Non, non : la constance n'est bonne que pour des ridicules ; toutes les belles ont droit de nous charmer, et l'avantage d'être rencontrée la première ne doit point dérober aux autres les justes prétentions qu'elles ont toutes sur nos cœurs. Pour moi, la beauté me ravit partout où je la trouve, et je cède facilement à cette douce violence dont elle nous entraîne. J'ai beau être engagé, l'amour que j'ai pour une belle n'engage point mon âme à faire injustice aux autres ; je conserve des yeux pour voir le mérite de toutes, et rends à chacune les hommages et les tributs où la nature nous oblige. Quoi qu'il en soit, je ne puis refuser mon cœur à tout ce que je vois d'aimable ; et dès qu'un beau visage me le demande, si j'en avais dix mille, je les donnerais tous.
 
Les inclinations naissantes, après tout, ont des charmes inexplicables, et tout le plaisir de l'amour est dans le changement. On goûte une douceur extrême à réduire, par cent hommages, le cœur d'une jeune beauté, à voir de jour en jour les petits progrès qu'on y fait, à combattre par des transports, par des larmes et des soupirs, l'innocente pudeur d'une âme qui a peine à rendre les armes, à forcer pied à pied toutes les petites résistances qu'elle nous oppose, à vaincre les scrupules dont elle se fait un honneur et la mener doucement où nous avons envie de la faire venir. Mais lorsqu'on en est maître une fois, il n'y a plus rien à dire ni rien à souhaiter ; tout le beau de la passion est fini, et nous nous endormons dans la tranquillité d'un tel amour, si quelque objet nouveau ne vient réveiller nos désirs, et présenter à notre cœur les charmes attrayants d'une conquête à faire.
 
Enfin il n'est rien de si doux que de triompher de la résistance d'une belle personne, et j'ai sur ce sujet l'ambition des conquérants, qui volent perpétuellement de victoire en victoire, et ne peuvent se résoudre à borner leurs souhaits. Il n'est rien qui puisse arrêter l'impétuosité de mes désirs : je me sens un cœur à aimer toute la terre ; et comme Alexandre, je souhaiterais qu'il y eût d'autres mondes, pour y pouvoir étendre mes conquêtes amoureuses."

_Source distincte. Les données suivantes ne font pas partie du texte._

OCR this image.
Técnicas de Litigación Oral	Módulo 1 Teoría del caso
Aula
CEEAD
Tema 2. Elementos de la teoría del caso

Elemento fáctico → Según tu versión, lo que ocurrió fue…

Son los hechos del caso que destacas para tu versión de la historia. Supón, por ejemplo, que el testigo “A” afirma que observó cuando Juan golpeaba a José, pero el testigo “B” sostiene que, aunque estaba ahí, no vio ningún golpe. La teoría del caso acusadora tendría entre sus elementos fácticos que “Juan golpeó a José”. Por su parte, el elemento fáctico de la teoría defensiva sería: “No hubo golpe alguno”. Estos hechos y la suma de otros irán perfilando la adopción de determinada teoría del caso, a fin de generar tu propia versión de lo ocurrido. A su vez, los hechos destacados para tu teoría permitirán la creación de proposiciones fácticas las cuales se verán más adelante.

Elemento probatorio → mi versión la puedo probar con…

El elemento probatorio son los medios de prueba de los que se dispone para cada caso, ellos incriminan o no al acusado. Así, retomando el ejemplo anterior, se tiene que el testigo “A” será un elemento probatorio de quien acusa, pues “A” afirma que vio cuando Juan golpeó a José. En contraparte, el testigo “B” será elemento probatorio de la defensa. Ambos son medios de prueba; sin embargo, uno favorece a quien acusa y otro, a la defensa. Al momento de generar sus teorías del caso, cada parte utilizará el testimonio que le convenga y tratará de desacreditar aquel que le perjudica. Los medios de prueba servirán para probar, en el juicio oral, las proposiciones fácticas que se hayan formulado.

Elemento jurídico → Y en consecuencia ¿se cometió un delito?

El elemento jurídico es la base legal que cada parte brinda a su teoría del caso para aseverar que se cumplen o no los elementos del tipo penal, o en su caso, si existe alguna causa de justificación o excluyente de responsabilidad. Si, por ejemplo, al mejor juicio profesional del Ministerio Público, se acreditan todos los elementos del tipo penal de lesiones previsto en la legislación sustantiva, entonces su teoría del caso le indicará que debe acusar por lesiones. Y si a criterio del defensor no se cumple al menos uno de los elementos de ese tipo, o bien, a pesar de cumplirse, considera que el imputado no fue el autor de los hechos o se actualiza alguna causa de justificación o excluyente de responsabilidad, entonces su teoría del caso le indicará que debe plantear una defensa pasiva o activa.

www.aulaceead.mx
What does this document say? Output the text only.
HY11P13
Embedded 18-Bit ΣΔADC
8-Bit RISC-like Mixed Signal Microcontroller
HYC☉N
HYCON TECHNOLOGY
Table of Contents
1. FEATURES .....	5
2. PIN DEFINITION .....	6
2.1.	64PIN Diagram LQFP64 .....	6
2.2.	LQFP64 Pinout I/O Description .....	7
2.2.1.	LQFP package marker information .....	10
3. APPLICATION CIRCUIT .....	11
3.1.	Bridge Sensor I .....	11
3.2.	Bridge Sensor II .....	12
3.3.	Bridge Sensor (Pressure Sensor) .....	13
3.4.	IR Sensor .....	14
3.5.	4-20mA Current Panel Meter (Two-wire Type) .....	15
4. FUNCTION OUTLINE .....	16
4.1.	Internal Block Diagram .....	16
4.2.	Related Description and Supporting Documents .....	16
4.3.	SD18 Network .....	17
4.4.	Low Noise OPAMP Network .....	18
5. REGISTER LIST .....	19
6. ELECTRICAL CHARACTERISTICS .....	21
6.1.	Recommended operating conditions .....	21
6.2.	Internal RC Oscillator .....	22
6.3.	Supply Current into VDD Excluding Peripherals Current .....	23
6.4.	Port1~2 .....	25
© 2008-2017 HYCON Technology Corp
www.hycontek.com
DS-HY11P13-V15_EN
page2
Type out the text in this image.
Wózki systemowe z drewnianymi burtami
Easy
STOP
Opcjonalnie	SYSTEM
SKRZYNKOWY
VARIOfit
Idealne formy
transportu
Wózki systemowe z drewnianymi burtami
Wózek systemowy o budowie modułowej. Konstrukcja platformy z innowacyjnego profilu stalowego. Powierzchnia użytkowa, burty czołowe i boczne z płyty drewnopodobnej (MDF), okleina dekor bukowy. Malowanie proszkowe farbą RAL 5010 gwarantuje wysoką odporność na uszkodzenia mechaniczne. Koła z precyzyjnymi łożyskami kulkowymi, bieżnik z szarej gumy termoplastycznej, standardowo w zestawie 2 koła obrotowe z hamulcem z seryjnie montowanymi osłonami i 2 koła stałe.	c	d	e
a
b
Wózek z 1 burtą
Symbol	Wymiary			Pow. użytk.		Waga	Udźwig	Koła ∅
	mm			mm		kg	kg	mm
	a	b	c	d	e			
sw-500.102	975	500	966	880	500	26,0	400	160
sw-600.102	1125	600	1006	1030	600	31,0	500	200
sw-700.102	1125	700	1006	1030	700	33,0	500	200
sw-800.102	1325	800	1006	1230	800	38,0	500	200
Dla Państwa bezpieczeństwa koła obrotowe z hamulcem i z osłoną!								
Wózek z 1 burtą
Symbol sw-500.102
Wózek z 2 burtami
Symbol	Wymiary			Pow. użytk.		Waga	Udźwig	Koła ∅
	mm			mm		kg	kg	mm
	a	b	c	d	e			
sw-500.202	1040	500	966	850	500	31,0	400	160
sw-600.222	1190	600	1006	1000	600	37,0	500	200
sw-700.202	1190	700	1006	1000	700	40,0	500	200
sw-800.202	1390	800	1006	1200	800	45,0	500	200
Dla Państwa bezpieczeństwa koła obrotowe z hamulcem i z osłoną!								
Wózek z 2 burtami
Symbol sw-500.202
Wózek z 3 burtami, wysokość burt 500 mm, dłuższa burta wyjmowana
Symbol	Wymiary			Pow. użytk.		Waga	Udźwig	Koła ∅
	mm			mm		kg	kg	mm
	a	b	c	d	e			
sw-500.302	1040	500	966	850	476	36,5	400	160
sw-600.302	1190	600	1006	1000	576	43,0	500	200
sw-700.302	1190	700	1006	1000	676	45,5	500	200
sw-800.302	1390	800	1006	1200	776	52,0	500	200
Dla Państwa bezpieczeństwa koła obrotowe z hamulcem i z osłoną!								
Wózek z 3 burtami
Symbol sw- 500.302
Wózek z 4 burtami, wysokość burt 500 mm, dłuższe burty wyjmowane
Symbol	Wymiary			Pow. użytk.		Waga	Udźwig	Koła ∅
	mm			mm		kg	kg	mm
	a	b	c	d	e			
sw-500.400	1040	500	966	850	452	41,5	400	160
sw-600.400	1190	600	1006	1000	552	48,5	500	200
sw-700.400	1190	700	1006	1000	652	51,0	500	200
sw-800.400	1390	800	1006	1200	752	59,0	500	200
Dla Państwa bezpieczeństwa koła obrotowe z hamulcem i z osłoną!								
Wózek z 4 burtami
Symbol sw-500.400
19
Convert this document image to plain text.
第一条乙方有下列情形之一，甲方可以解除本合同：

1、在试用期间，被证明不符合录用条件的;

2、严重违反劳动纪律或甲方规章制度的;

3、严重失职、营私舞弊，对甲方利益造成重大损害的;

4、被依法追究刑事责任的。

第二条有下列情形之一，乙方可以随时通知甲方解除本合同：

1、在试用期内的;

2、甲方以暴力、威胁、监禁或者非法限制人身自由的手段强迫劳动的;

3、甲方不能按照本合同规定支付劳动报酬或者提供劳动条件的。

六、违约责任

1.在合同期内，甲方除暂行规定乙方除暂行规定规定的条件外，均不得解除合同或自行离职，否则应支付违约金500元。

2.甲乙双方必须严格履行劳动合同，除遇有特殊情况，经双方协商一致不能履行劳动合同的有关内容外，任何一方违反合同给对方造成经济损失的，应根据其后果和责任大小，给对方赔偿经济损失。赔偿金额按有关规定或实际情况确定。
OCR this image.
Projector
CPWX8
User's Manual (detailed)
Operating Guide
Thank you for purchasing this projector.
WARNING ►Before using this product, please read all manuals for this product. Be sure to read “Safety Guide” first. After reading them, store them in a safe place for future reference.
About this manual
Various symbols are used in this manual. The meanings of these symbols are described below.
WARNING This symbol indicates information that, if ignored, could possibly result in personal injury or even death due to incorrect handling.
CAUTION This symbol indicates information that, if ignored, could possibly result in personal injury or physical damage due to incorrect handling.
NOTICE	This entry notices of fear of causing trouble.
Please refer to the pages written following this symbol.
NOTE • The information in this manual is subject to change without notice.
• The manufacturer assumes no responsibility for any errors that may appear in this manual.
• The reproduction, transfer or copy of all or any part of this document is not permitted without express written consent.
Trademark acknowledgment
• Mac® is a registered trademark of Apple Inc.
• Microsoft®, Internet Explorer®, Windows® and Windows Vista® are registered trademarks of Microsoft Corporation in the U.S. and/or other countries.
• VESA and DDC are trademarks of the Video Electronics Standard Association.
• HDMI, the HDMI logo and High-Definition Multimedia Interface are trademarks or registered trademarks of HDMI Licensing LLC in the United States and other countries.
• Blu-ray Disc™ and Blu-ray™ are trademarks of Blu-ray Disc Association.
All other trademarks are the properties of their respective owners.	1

Molière, Dom Juan, acte II, scène 2.

qu'on se lie à demeurer : qu'on s'oblige à rester attaché

se piquer : s'ennorgueillir

des ridicules : des gens ridicules

tributs : marques d'amour

tout ce que je vois d'aimable : toutes les femmes qui me semblent aimables

inclinations : penchants amoureux

réduire (...) le coeur : venir à bout de la résistance de

transports : sentiments exprimés avec fougue

Alexandre : Alexandre le Grand (356-323 av. J.-C.) étendit son Empire du nord de la Grèce jusqu'à l'Indus. Le poète romain Juvénal (1er siècle après J.C) lui prêta le regret qu'il n'y eût qu'un seul monde à conquérir.

alt=Description de cette image, également commentée ci-après

Travail préparatoire

 I. L'auteur et l'œuvre :

Jean-Baptiste Poquelin, dit Molière, né à Paris, Baptisé le 15 janvier 1622, en l'église Saint-Eustacle, et mort le 17 février 1673 à Paris à l'âge de 51 ans, est un dramaturge, comédien et chef de troupe de théâtre français qui s'est illustré au début du règne de Louis XIV.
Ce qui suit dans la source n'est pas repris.